清和女子中高等学校。創立113年の高知県の私立女子校。キリスト教主義の中高一貫校です。
2021/11/29
人権ウィークは夏休みの課題で作成してもらった「人権標語」を校内に掲示しています。
掲示するためにパソコンに打ち込んでいると、あることに気が付きました。
それは、言葉に関する標語が多いということです。
「その言葉 あなたの一瞬 相手の一生」「その言葉 ちょっと待って 考えて」
「言葉はね 立派な武器だ 気をつけよう」「ハッとした 口から出して 取り消せない」
これらの標語を見て、人権で問題になる差別などは、言葉によるものが多いことが分かります。
高知県が小中高校生に人権教育として学んでほしいと提示している、10個の人権課題があります。
同和問題・女性・子ども・高齢者・障碍者・HIV感染者・外国人・犯罪被害者等・災害と人権・そして、インターネットによる人権侵害です。
これらの人権課題は、私たちがこのような方たちに対して偏見を持ち、きちんと相手を理解せずに、その時、発した言葉が人権問題になることもあるのです。
近年、SNSや動画利用サイトなどの利用者の急増により、インターネットの匿名性を利用し、電子掲示板やホームページにおける誹謗中傷、個人情報や写真を無断で公開するといったプライバシーの侵害などがあり、社会全体に大きな影響を及ぼしています。
ネットニュースを見ると、必ずコメント欄があります。
そのニュースに対して思ったこと、感じたことを自由に書き込むことができますが、有名人の不祥事などが取り上げられた時には、その人のすべてを否定するようなコメントが多く書き込まれます。
何か事件があれば、その犯人に対する暴力的な言葉や、その犯人を特定するような個人情報まで書き込まれている様子をよく見ます。

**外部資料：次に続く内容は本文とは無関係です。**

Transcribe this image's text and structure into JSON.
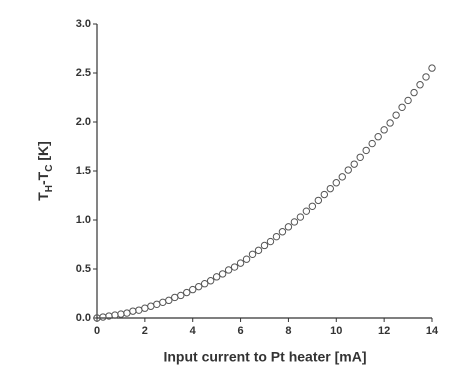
{
  "chart_data": {
    "type": "scatter",
    "x_label": "Input current to Pt heater [mA]",
    "y_label": [
      "T",
      "H",
      "-T",
      "C",
      " [K]"
    ],
    "x": [
      0,
      0.25,
      0.5,
      0.75,
      1,
      1.25,
      1.5,
      1.75,
      2,
      2.25,
      2.5,
      2.75,
      3,
      3.25,
      3.5,
      3.75,
      4,
      4.25,
      4.5,
      4.75,
      5,
      5.25,
      5.5,
      5.75,
      6,
      6.25,
      6.5,
      6.75,
      7,
      7.25,
      7.5,
      7.75,
      8,
      8.25,
      8.5,
      8.75,
      9,
      9.25,
      9.5,
      9.75,
      10,
      10.25,
      10.5,
      10.75,
      11,
      11.25,
      11.5,
      11.75,
      12,
      12.25,
      12.5,
      12.75,
      13,
      13.25,
      13.5,
      13.75,
      14
    ],
    "values": [
      0,
      0.01,
      0.02,
      0.03,
      0.04,
      0.05,
      0.07,
      0.08,
      0.1,
      0.12,
      0.14,
      0.16,
      0.18,
      0.21,
      0.23,
      0.26,
      0.29,
      0.32,
      0.35,
      0.38,
      0.42,
      0.45,
      0.49,
      0.52,
      0.56,
      0.6,
      0.65,
      0.69,
      0.74,
      0.78,
      0.83,
      0.88,
      0.93,
      0.98,
      1.03,
      1.09,
      1.14,
      1.2,
      1.26,
      1.32,
      1.38,
      1.44,
      1.51,
      1.57,
      1.64,
      1.71,
      1.78,
      1.85,
      1.92,
      1.99,
      2.07,
      2.15,
      2.22,
      2.3,
      2.38,
      2.46,
      2.55
    ],
    "color": "#555555",
    "xlim": [
      0,
      14
    ],
    "xticks": [
      0,
      2,
      4,
      6,
      8,
      10,
      12,
      14
    ],
    "ylim": [
      0,
      3
    ],
    "yticks": [
      {
        "value": 0,
        "label": "0.0"
      },
      0.5,
      {
        "value": 1,
        "label": "1.0"
      },
      1.5,
      {
        "value": 2,
        "label": "2.0"
      },
      2.5,
      {
        "value": 3,
        "label": "3.0"
      }
    ]
  }
}
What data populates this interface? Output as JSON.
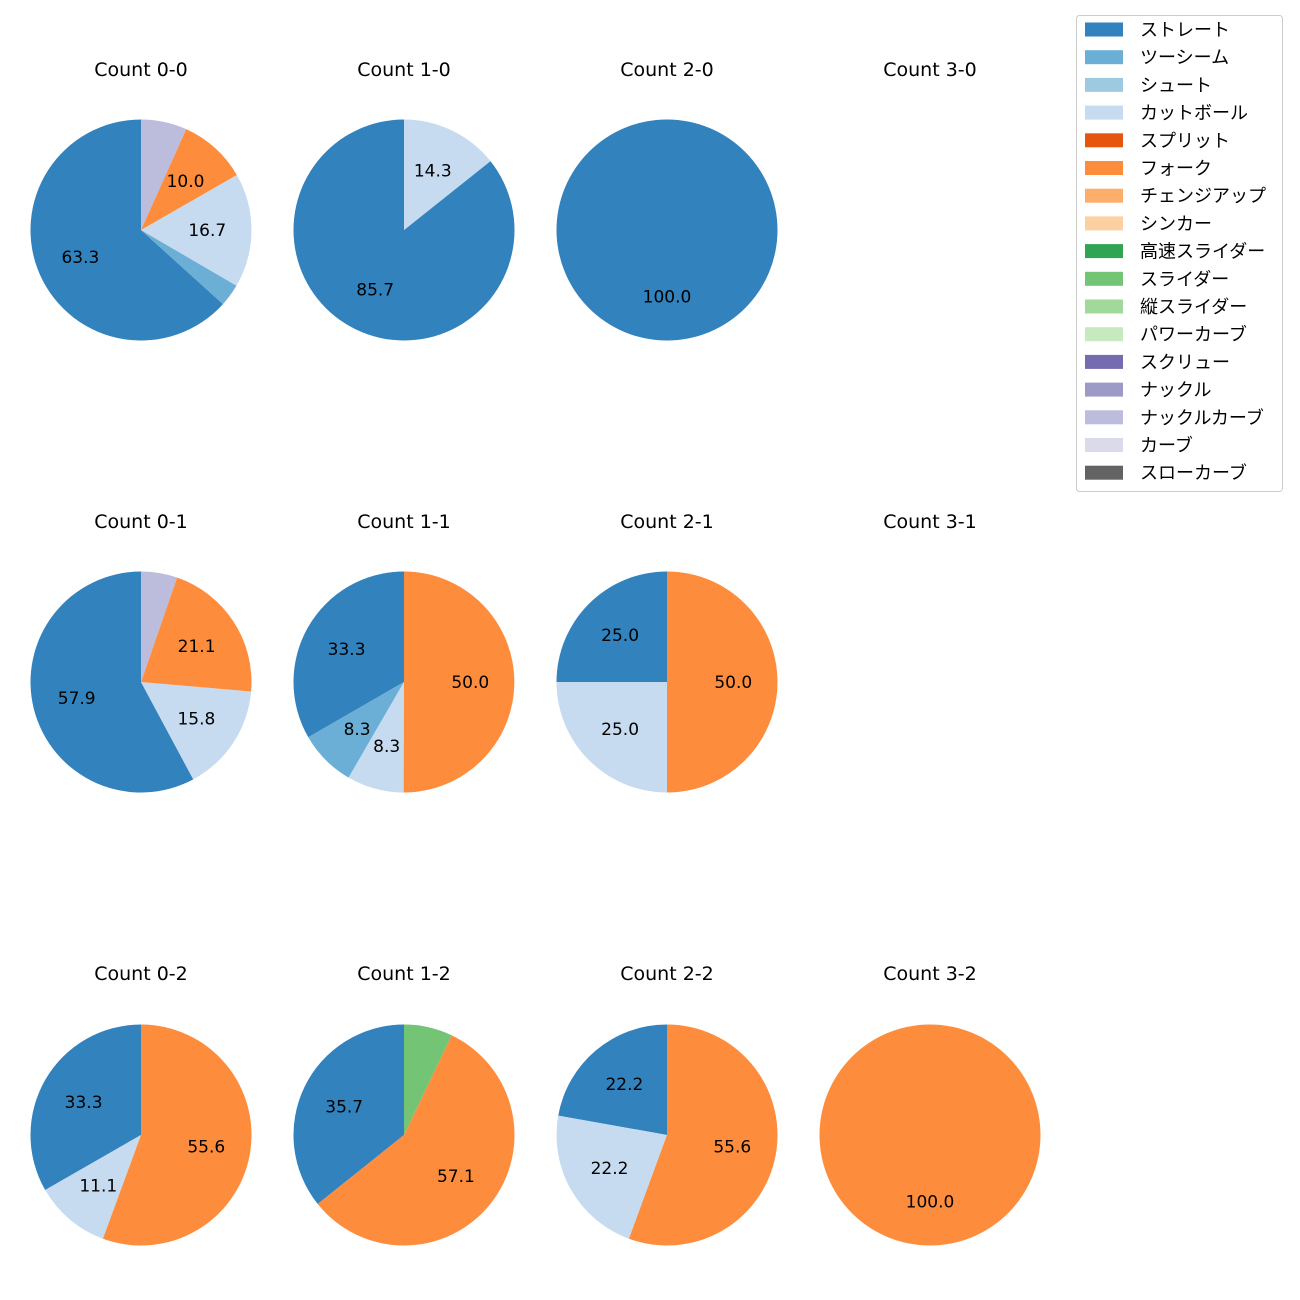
{
  "chart_data": {
    "type": "pie",
    "legend_position": "top-right",
    "legend": [
      {
        "label": "ストレート",
        "color": "#3182bd"
      },
      {
        "label": "ツーシーム",
        "color": "#6baed6"
      },
      {
        "label": "シュート",
        "color": "#9ecae1"
      },
      {
        "label": "カットボール",
        "color": "#c6dbef"
      },
      {
        "label": "スプリット",
        "color": "#e6550d"
      },
      {
        "label": "フォーク",
        "color": "#fd8d3c"
      },
      {
        "label": "チェンジアップ",
        "color": "#fdae6b"
      },
      {
        "label": "シンカー",
        "color": "#fdd0a2"
      },
      {
        "label": "高速スライダー",
        "color": "#31a354"
      },
      {
        "label": "スライダー",
        "color": "#74c476"
      },
      {
        "label": "縦スライダー",
        "color": "#a1d99b"
      },
      {
        "label": "パワーカーブ",
        "color": "#c7e9c0"
      },
      {
        "label": "スクリュー",
        "color": "#756bb1"
      },
      {
        "label": "ナックル",
        "color": "#9e9ac8"
      },
      {
        "label": "ナックルカーブ",
        "color": "#bcbddc"
      },
      {
        "label": "カーブ",
        "color": "#dadaeb"
      },
      {
        "label": "スローカーブ",
        "color": "#636363"
      }
    ],
    "pies": [
      {
        "title": "Count 0-0",
        "slices": [
          {
            "pitch": "ストレート",
            "value": 63.3,
            "label": "63.3"
          },
          {
            "pitch": "ツーシーム",
            "value": 3.3,
            "label": ""
          },
          {
            "pitch": "カットボール",
            "value": 16.7,
            "label": "16.7"
          },
          {
            "pitch": "フォーク",
            "value": 10.0,
            "label": "10.0"
          },
          {
            "pitch": "ナックルカーブ",
            "value": 6.7,
            "label": ""
          }
        ]
      },
      {
        "title": "Count 1-0",
        "slices": [
          {
            "pitch": "ストレート",
            "value": 85.7,
            "label": "85.7"
          },
          {
            "pitch": "カットボール",
            "value": 14.3,
            "label": "14.3"
          }
        ]
      },
      {
        "title": "Count 2-0",
        "slices": [
          {
            "pitch": "ストレート",
            "value": 100.0,
            "label": "100.0"
          }
        ]
      },
      {
        "title": "Count 3-0",
        "slices": []
      },
      {
        "title": "Count 0-1",
        "slices": [
          {
            "pitch": "ストレート",
            "value": 57.9,
            "label": "57.9"
          },
          {
            "pitch": "カットボール",
            "value": 15.8,
            "label": "15.8"
          },
          {
            "pitch": "フォーク",
            "value": 21.1,
            "label": "21.1"
          },
          {
            "pitch": "ナックルカーブ",
            "value": 5.3,
            "label": ""
          }
        ]
      },
      {
        "title": "Count 1-1",
        "slices": [
          {
            "pitch": "ストレート",
            "value": 33.3,
            "label": "33.3"
          },
          {
            "pitch": "ツーシーム",
            "value": 8.3,
            "label": "8.3"
          },
          {
            "pitch": "カットボール",
            "value": 8.3,
            "label": "8.3"
          },
          {
            "pitch": "フォーク",
            "value": 50.0,
            "label": "50.0"
          }
        ]
      },
      {
        "title": "Count 2-1",
        "slices": [
          {
            "pitch": "ストレート",
            "value": 25.0,
            "label": "25.0"
          },
          {
            "pitch": "カットボール",
            "value": 25.0,
            "label": "25.0"
          },
          {
            "pitch": "フォーク",
            "value": 50.0,
            "label": "50.0"
          }
        ]
      },
      {
        "title": "Count 3-1",
        "slices": []
      },
      {
        "title": "Count 0-2",
        "slices": [
          {
            "pitch": "ストレート",
            "value": 33.3,
            "label": "33.3"
          },
          {
            "pitch": "カットボール",
            "value": 11.1,
            "label": "11.1"
          },
          {
            "pitch": "フォーク",
            "value": 55.6,
            "label": "55.6"
          }
        ]
      },
      {
        "title": "Count 1-2",
        "slices": [
          {
            "pitch": "ストレート",
            "value": 35.7,
            "label": "35.7"
          },
          {
            "pitch": "フォーク",
            "value": 57.1,
            "label": "57.1"
          },
          {
            "pitch": "スライダー",
            "value": 7.1,
            "label": ""
          }
        ]
      },
      {
        "title": "Count 2-2",
        "slices": [
          {
            "pitch": "ストレート",
            "value": 22.2,
            "label": "22.2"
          },
          {
            "pitch": "カットボール",
            "value": 22.2,
            "label": "22.2"
          },
          {
            "pitch": "フォーク",
            "value": 55.6,
            "label": "55.6"
          }
        ]
      },
      {
        "title": "Count 3-2",
        "slices": [
          {
            "pitch": "フォーク",
            "value": 100.0,
            "label": "100.0"
          }
        ]
      }
    ]
  }
}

これは、有名人や全国的なニュースに限ったことではありません。
コメントを書いた人は、何気ない一言だったのかもしれません。
傷つけようとして書いたわけではないかもしれません。
しかし、受け取った側に深い傷を与えることになってしまいます。
これらのネット上での人権侵害の特徴は、書き込むだけという加害の容易さ、自分の名前を名乗らない匿名性、バズルなどの言葉があるようにあっという間に広まってしまう被害の急速化・拡大化、そして、間違った情報であったとしても一度流れた情報を訂正することが困難であるということです。
ネット上の人権侵害により、一瞬で人生が変わってしまった人はたくさんいます。
最初に紹介した標語を思い出してください。
「ハッとした 口から出して 取り消せない」
これは面と向かってのコミュニケーションだけではありません。
何よりも、顔が見えないからと言って、人を傷つける言葉を発して良い理由にはなりません。
顔が見えなくても、画面の向こうには、自分と同様に人権のある他者がいるということを決して忘れてはいけないのだと思います。
今日の聖書箇所には、「子たちよ、言葉や口先だけでなく行いをもって誠実に愛し合おう」とあります。
互いの人権を尊重し合う関係を築いていくためには、誠実さが必要です。
誠実という言葉を辞書で引くと、真心をもって人や物事に対することとあります。
匿名の投稿に誠実さはあるでしょうか。
顔が見えないからといって、普段直接言えないことSNSで伝えることは誠実でしょうか。
今日の聖書箇所にあるように、言葉や口先だけでなく、私たちは、誠実な心をもって周りの人と関わり、行動していくことが大事なのではないでしょうか。
自分が発信する言葉や行動に責任を持つとともに、誠実な言葉や行いをもって日々の生活を送っていきたいと思います。